We’re encountering persistent timeout errors when attempting batch firmware updates across our device fleet. The updates fail consistently when targeting more than 150 devices simultaneously, even though our batch size is configured at 200.
Error details show timeout after 300 seconds with only 40-60% of devices receiving the update package:
Error: FirmwareUpdateTimeout
batch.size: 200
timeout.ms: 300000
devices.updated: 89/200
retry.attempts: 3
The incomplete deployments are creating version fragmentation across our fleet, making it difficult to maintain consistent firmware versions. We’ve tried increasing timeout values to 600 seconds, but that just delays the failure. The retry strategy seems to compound the problem by attempting to update already-updated devices.
Has anyone successfully implemented large-scale firmware batch updates? What’s the optimal batch size and timeout configuration for reliable over-the-air updates?
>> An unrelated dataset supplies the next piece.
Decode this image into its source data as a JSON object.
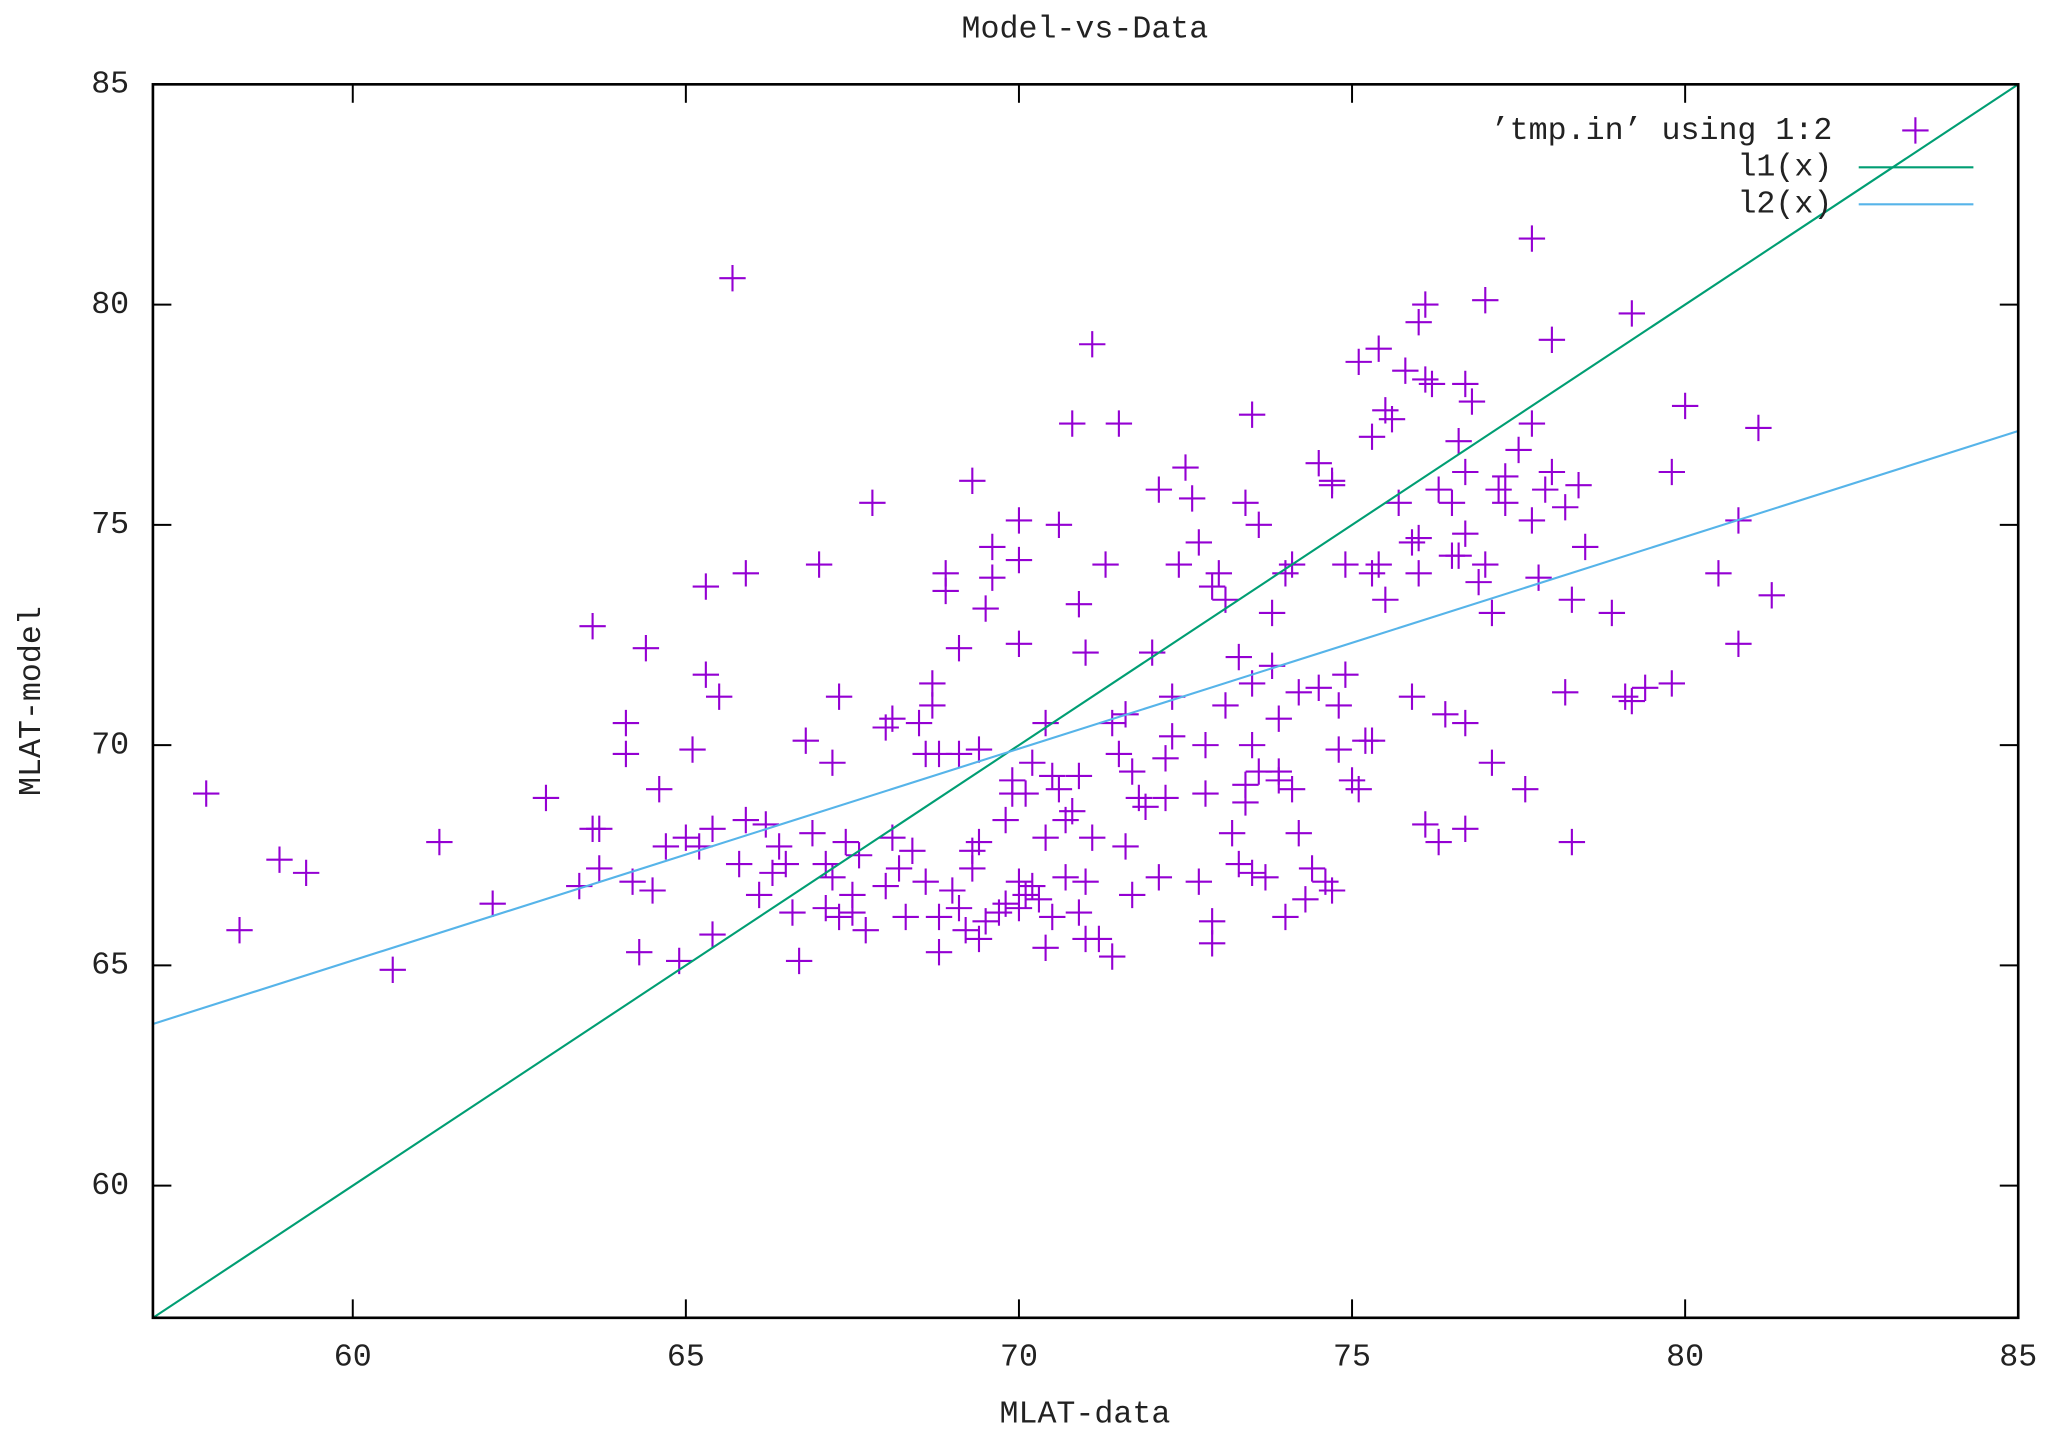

200 devices per batch is too aggressive for OTA updates. Network variability and device availability make large batches unreliable. We use batch sizes of 50 with progressive rollout - if 90% success rate is achieved, proceed to next batch.
Check your firmware package size and transfer protocol. Large packages over unreliable networks will timeout regardless of batch configuration. We implemented delta updates (only changed components) which reduced package size by 70% and dramatically improved success rates.
Your retry strategy is definitely problematic. Retrying the entire batch when only 40% failed wastes bandwidth and processing time. Implement selective retry that tracks individual device status and only retries failed devices. We also added exponential backoff between retries - first retry after 60 seconds, second after 180 seconds, third after 540 seconds. This prevents overwhelming devices or network infrastructure during retry storms. Additionally, consider device readiness checks before initiating updates - verify battery level, network quality, and available storage before including a device in the update batch.